Yesterday, we learned Caroline Kennedy is able to say "you know" twelve times in under a minute. Now that the entire NYT interview transcript is online, we know how much she loves "you know."

In all, Kennedy, who wants to be named Sen. Hillary Clinton's replacement once Clinton is confirmed as Secretary of State, used the phrase 138 times. (Times reporter David Halbfinger throws the term a couple times, too.)

Caroline Kennedy's Not-So-Eloquent NYT InterviewS

But the most interesting thing about the transcript is not just that Kennedy speaks like, well, you know, a regular person instead of a media-trained politician, but rather her apparent lack of self-awareness about her own celebrity and her seeming ignorance to the role of celebrity in politics.
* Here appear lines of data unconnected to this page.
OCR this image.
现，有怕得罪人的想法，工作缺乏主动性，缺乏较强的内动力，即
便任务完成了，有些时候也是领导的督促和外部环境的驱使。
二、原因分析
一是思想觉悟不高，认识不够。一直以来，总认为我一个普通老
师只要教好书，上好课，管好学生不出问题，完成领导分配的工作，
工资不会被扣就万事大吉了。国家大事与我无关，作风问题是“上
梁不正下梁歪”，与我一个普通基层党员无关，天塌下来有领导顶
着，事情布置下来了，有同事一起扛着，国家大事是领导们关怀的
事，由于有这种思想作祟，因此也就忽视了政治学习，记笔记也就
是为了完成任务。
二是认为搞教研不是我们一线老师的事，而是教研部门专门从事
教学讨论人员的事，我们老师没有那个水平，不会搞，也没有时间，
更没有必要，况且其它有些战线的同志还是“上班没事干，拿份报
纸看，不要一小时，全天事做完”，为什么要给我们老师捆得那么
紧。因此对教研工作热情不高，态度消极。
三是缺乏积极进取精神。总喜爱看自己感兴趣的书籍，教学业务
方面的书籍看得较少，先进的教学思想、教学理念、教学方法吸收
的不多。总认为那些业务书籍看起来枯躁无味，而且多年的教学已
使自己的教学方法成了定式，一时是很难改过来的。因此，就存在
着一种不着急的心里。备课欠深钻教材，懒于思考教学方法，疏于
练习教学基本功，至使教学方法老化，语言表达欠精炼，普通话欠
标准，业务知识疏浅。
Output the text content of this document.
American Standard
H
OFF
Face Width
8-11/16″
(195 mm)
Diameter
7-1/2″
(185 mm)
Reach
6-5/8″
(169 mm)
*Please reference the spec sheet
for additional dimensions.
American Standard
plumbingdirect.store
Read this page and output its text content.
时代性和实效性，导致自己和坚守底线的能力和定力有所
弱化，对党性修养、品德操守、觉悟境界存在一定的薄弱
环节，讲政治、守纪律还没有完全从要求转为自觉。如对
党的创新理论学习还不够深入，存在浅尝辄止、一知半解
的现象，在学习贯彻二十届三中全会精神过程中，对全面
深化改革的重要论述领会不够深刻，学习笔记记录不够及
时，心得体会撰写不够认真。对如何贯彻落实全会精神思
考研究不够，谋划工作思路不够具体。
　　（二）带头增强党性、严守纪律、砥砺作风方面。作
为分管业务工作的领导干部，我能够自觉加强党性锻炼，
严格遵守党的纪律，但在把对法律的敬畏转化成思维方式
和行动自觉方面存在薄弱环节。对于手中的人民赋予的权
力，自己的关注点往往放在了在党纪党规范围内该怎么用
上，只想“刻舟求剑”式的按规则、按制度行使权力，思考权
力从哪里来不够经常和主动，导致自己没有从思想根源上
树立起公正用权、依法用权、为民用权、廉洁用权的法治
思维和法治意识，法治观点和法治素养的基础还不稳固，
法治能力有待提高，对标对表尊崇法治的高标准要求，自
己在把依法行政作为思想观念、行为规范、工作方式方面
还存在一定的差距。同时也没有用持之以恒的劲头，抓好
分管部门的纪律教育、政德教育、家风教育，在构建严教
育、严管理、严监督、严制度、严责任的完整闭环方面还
Halbfinger and Nick Confessore try hard to get Kennedy to give them some tick-tock about her decision to seek the Senate seat, much to Kennedy's chagrin. The quote she gave to try to deflect the questioning — "Have you guys ever thought about writing for, like, a woman’s magazine or something?" — made it into today's story, but if you look at the transcript, her larger dodge is even worse.

NC: Could you, for the sake of storytelling, could you tell us a little bit about that moment, like, where you were, what you said to him about your decision, how that played out?

CK: Have you guys ever thought about writing for, like, a woman’s magazine or something? (Laughter)

DH: What do you have against women’s magazines?

CK: Nothing at all, but I thought you were the crack political team here. As I said, it was kind of over a period of time, you know, obviously we talked about politics, we talked about what’s going on, we’ve been watching the team that the president-elect is putting together — Hillary Clinton is going to be a spectacular part of that team, you know, then there was a vacancy here, you know, just like everybody else, you know: who’s going to fill it, isn’t that interesting, there’s a lot of great candidates, you know, obviously I have become much more politically involved than I have in the past, so you know, I figure, why not try, I really think I have something to offer.

Kennedy's celebrity is the only rationale for her to be a Senator, but she doesn't want to say that. Instead, her argument boils down to she should be a Senator because she wants to be one.